Well, why not right in your weblog? I read every Radio Weblog that I can (which is why I read Howard's stuff in the first place).
But, the best place is on the Radio Discussion List at: http://radio.userland.com/discuss
Silicon Valley Reboots, Newsweek says.
I'm noticing something. Silicon Valley is slowly coming back to life.
The number of job listings in the Mercury News and on Craig's List are double what they were a few months ago.
On Saturday night it was impossible again to get parking in Palo Alto.
The parking lots at Apple, NVidia, Intel, and other companies are jammed.
Housing prices have stayed high, particularly in the $300k to $500k level.
Yes, there still is economic trouble here. I have friends who've been out of work for eight months (that's long enough that they don't show up in unemployment statistics anymore). There are tons of "for lease signs" in every part of the valley.
Classrooms at the EDD are still full of new people who just got laid off, my friends tell me.

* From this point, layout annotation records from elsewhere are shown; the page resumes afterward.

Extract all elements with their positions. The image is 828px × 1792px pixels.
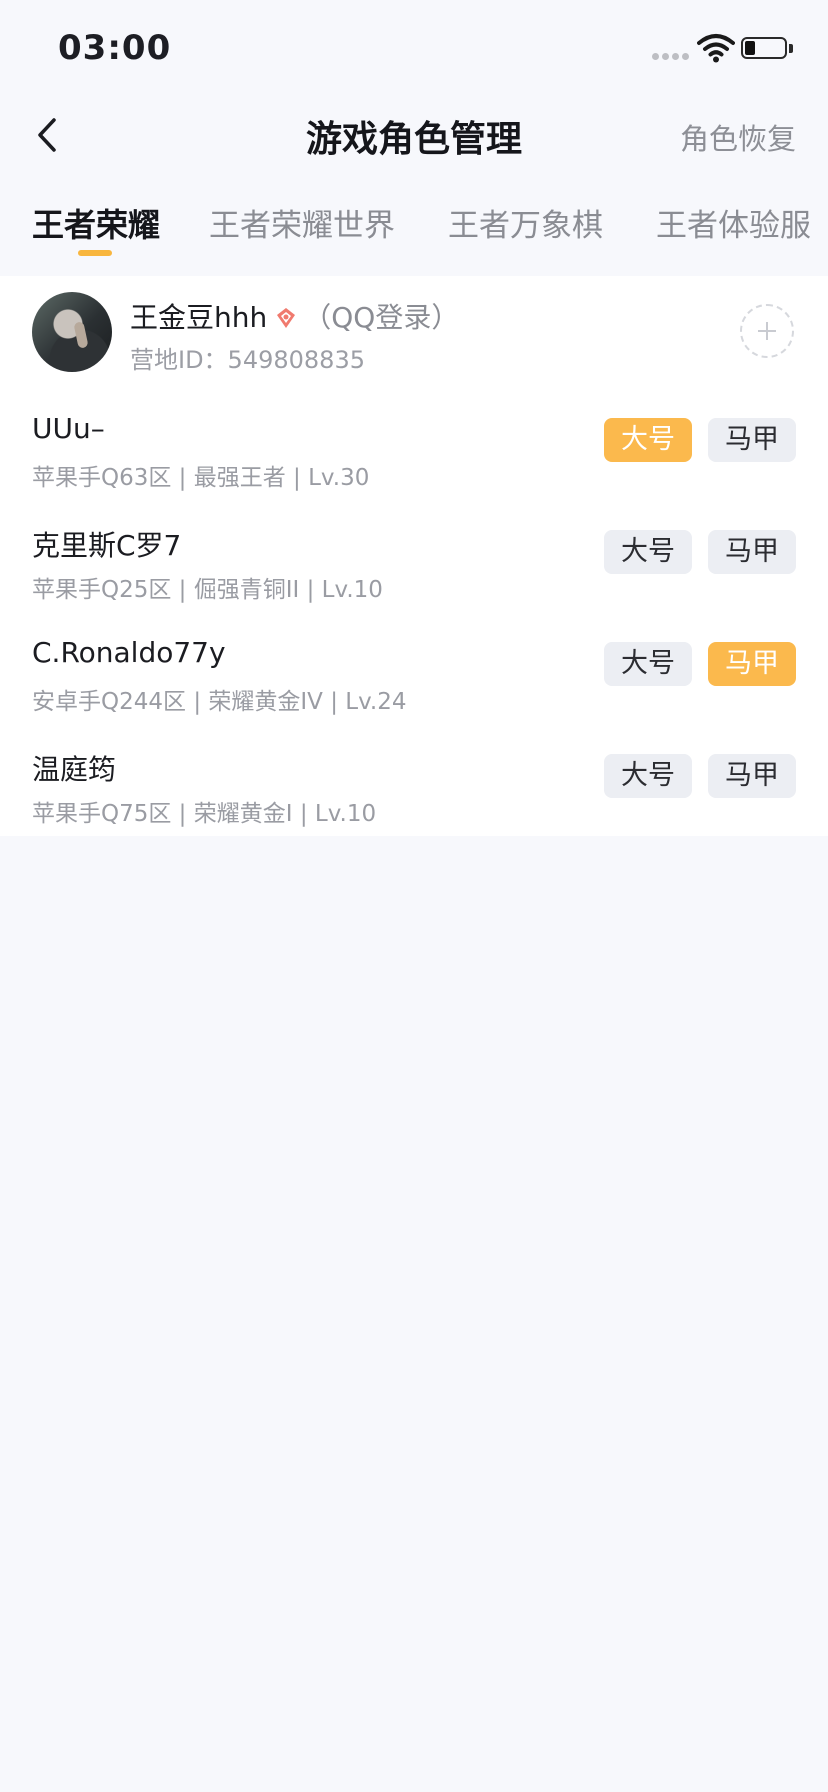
list-item[interactable]: 温庭筠 苹果手Q75区 | 荣耀黄金I | Lv.10 大号 马甲: [0, 742, 828, 854]
active-tab-indicator: [78, 250, 112, 256]
game-tabs: 王者荣耀 王者荣耀世界 王者万象棋 王者体验服: [0, 190, 828, 264]
alt-account-button[interactable]: 马甲: [708, 754, 796, 798]
role-info: 安卓手Q244区 | 荣耀黄金IV | Lv.24: [32, 689, 407, 715]
list-item[interactable]: 克里斯C罗7 苹果手Q25区 | 倔强青铜II | Lv.10 大号 马甲: [0, 518, 828, 630]
role-name: 温庭筠: [32, 753, 117, 786]
alt-account-button[interactable]: 马甲: [708, 530, 796, 574]
profile-name-line: 王金豆hhh （QQ登录）: [130, 296, 459, 336]
tab-experience-server[interactable]: 王者体验服: [656, 200, 811, 245]
wifi-icon: [697, 34, 735, 63]
list-item[interactable]: UUu– 苹果手Q63区 | 最强王者 | Lv.30 大号 马甲: [0, 406, 828, 518]
alt-account-button[interactable]: 马甲: [708, 418, 796, 462]
role-info: 苹果手Q75区 | 荣耀黄金I | Lv.10: [32, 801, 377, 827]
main-account-button[interactable]: 大号: [604, 754, 692, 798]
avatar: [32, 292, 112, 372]
main-account-button[interactable]: 大号: [604, 418, 692, 462]
tab-honor-of-kings-chess[interactable]: 王者万象棋: [448, 200, 603, 245]
alt-account-button[interactable]: 马甲: [708, 642, 796, 686]
nav-bar: 游戏角色管理 角色恢复: [0, 100, 828, 176]
gem-badge-icon: [277, 308, 296, 328]
battery-icon: [741, 37, 795, 61]
main-account-button[interactable]: 大号: [604, 530, 692, 574]
role-name: C.Ronaldo77y: [32, 636, 226, 669]
account-profile: 王金豆hhh （QQ登录） 营地ID：549808835: [0, 276, 828, 386]
camp-id: 营地ID：549808835: [130, 346, 365, 374]
role-name: UUu–: [32, 412, 105, 445]
role-info: 苹果手Q63区 | 最强王者 | Lv.30: [32, 465, 370, 491]
add-role-button[interactable]: [740, 304, 794, 358]
login-type: （QQ登录）: [303, 301, 460, 334]
role-name: 克里斯C罗7: [32, 529, 182, 562]
role-list-panel: 王金豆hhh （QQ登录） 营地ID：549808835 UUu– 苹果手Q63…: [0, 276, 828, 836]
status-time: 03:00: [58, 28, 172, 68]
tab-honor-of-kings[interactable]: 王者荣耀: [32, 200, 160, 246]
status-bar: 03:00: [0, 0, 828, 100]
cellular-signal-icon: [652, 53, 690, 61]
profile-name: 王金豆hhh: [130, 301, 268, 334]
main-account-button[interactable]: 大号: [604, 642, 692, 686]
role-restore-link[interactable]: 角色恢复: [680, 116, 796, 158]
tab-honor-of-kings-world[interactable]: 王者荣耀世界: [209, 200, 395, 245]
role-info: 苹果手Q25区 | 倔强青铜II | Lv.10: [32, 577, 383, 603]
list-item[interactable]: C.Ronaldo77y 安卓手Q244区 | 荣耀黄金IV | Lv.24 大…: [0, 630, 828, 742]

Also, employees at companies are unable to leave their jobs because there aren't new jobs yet created for them to move to.
In other words, it's a good time to start a business. If you get hot right now you'll be able to expand like mad and you'll be able to buy up your weaker competitors for a song.

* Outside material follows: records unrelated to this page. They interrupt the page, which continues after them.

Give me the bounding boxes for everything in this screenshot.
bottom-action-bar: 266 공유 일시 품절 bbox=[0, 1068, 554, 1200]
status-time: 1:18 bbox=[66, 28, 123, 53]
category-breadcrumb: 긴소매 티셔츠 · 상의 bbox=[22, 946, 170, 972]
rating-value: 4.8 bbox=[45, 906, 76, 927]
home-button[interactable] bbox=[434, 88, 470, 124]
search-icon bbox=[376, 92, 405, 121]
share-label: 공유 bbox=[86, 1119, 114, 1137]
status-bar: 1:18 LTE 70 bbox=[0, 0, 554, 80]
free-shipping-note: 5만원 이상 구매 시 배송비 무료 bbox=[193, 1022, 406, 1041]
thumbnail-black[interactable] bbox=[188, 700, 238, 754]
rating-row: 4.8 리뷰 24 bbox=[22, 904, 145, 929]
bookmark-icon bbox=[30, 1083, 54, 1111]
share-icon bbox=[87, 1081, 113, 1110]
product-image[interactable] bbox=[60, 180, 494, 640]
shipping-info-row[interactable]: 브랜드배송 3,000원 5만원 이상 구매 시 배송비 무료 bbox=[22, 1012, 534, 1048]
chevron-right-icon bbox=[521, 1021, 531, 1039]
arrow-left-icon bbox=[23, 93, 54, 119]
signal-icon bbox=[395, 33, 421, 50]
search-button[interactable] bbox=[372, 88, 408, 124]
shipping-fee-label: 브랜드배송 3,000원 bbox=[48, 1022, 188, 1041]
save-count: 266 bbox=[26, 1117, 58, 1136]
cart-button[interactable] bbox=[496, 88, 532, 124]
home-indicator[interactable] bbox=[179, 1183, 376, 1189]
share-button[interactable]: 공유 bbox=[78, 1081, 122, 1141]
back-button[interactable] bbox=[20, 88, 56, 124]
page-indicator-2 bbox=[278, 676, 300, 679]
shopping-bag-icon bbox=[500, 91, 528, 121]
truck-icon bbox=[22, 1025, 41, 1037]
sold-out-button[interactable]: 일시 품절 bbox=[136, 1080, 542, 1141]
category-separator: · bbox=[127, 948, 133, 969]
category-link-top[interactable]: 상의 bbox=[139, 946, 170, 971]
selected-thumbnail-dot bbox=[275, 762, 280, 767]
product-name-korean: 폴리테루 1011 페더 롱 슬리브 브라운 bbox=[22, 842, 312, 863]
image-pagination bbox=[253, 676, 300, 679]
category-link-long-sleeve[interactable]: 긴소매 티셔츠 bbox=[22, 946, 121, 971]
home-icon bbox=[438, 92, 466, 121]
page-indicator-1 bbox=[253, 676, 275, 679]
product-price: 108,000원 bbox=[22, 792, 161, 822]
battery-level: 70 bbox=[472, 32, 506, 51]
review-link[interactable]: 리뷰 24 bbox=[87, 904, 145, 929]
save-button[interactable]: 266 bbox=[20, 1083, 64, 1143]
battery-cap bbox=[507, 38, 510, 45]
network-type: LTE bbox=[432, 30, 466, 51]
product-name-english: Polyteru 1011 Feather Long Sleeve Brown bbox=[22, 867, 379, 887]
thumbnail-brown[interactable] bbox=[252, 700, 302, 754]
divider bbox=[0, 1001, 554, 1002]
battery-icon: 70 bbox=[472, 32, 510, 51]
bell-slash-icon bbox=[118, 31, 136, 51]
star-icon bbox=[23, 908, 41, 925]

And, if the valley goes to hell, at least we have gorgeous spring weather here. Yesterday was absolutely stunning and today is even better. It's a good time to live in the valley.
"I don't know of anybody who's actually been deploying Web services at all," says James Gosling of Sun Microsystems, in this eWeek article by Peter Coffee.
Is this what Sun calls "innovation?" All this proves is that James isn't hanging out in the .NET newsgroups over on news://news.devx.com (there are quite a few developers there and other places working on Web services albeit on the .NET platform. Yeah, I don't know anyone who's doing Web services in Java and maybe to James that's all that matters. Mostly that's cause Sun dragged its feet on SOAP-enabling Java). Sun has been dragging its feet on Web services simply cause Microsoft is out front with them. That was a strategic mistake on Sun's part and one that'll hurt Java for years to come.
Oh, the little boys are throwing sand at each other. Yet another example that Sun is rudderless and can't figure out how to compete with Microsoft other than by throwing lawsuits and insults around. I so wish Sun would fire Scott McNealy. This attitude is coming right from him. Sun, it's time to put your own innovations on the table and stop the insults -- tell this industry where you want to take Java. Stop telling us where you don't want to take Java or what's bad about Microsoft's approach (unless you have a better one to offer). Developers are seeing through this shit and you're in danger of losing your developers back to Microsoft because of it.
Even in Silicon Valley the .NET user group's membership is swelling and the Java user group's membership is stagnating. That's a huge danger sign of rough sailing ahead for Java. Will they heed the warning signs or continue business as usual?
I have a feeling that as long as Scott McNealy is in power at Sun they'll continue with the rudderless lack of innovations. Oh well.